I think that this book is a must read for chemistry and biochemistry majors; it puts what you learn in General Chemistry, Organic Chemistry, and Biochemistry into an understandable and worldly context. The authors are constantly name-dropping some of the greatest chemists, showing that many of their discoveries were just accidents or byproducts of reactions and molecules they did not understand at the time. By putting chemistry in the context of history, not only does it become one hundred times more interesting, but it also seems more relevant to the future and to our lives.
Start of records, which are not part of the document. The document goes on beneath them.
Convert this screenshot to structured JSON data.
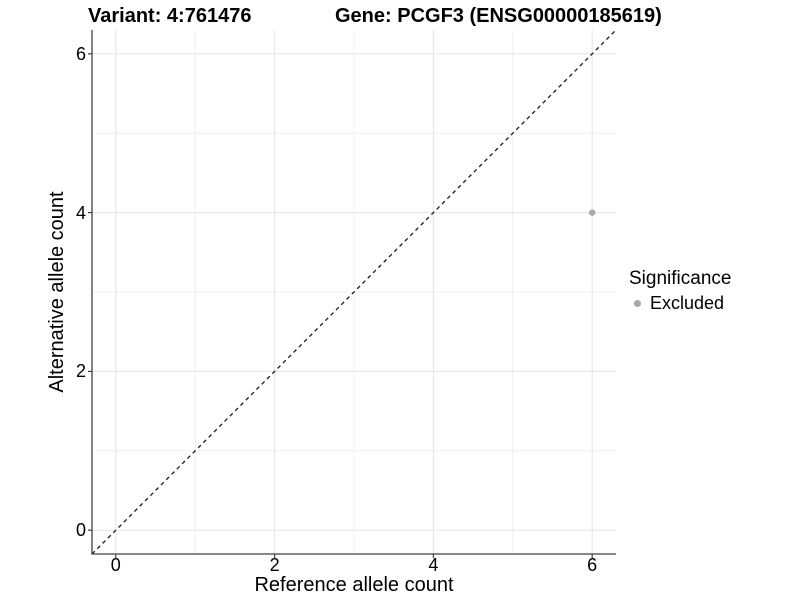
{
  "chart_data": {
    "type": "scatter",
    "title_left": "Variant: 4:761476",
    "title_right": "Gene: PCGF3 (ENSG00000185619)",
    "xlabel": "Reference allele count",
    "ylabel": "Alternative allele count",
    "xlim": [
      -0.3,
      6.3
    ],
    "ylim": [
      -0.3,
      6.3
    ],
    "x_ticks": [
      0,
      2,
      4,
      6
    ],
    "y_ticks": [
      0,
      2,
      4,
      6
    ],
    "x_minor_ticks": [
      1,
      3,
      5
    ],
    "y_minor_ticks": [
      1,
      3,
      5
    ],
    "grid": "major and minor gridlines on white panel",
    "series": [
      {
        "name": "Excluded",
        "marker": "circle",
        "color": "#a9a9a9",
        "points": [
          {
            "x": 6,
            "y": 4
          }
        ]
      }
    ],
    "reference_line": {
      "type": "identity y=x",
      "style": "dashed",
      "color": "#1a1a1a",
      "from": [
        -0.3,
        -0.3
      ],
      "to": [
        6.3,
        6.3
      ]
    },
    "legend": {
      "title": "Significance",
      "position": "right",
      "entries": [
        {
          "label": "Excluded",
          "color": "#a9a9a9",
          "marker": "circle"
        }
      ]
    },
    "colors": {
      "background": "#ffffff",
      "grid_major": "#e6e6e6",
      "grid_minor": "#f0f0f0",
      "axis_line": "#404040",
      "text": "#000000"
    }
  }
}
Another aspect of the book that I think would interest a lot of people is the numerous ‘party facts’ that are listed throughout the book. For example, the residue and film that develops when you swirl a glass of wine is due to the presence of glycerol molecules in the wine itself. In the chapter on oleic acid and olive oil, the authors explain the differences between both saturated and un-, and mono- and poly-saturated fats. By explaining the health consequences of these chemical structures the authors show us the daily relevance of what we learn in chemistry classes. Because the book is so scientifically based, I think that people who have taken chemistry classes would get the most out of it. This does not mean, however, that less scientifically inclined pupils would deny the book’s entertainment value. In fact, they might find this is finally the right book to help them survive that dreaded science core requirement.
Overall, I would definitely recommend this book. The science behind history has always been an interesting subject, and there really aren’t many books that break it up and organize it as well as Napoleon’s Buttons does.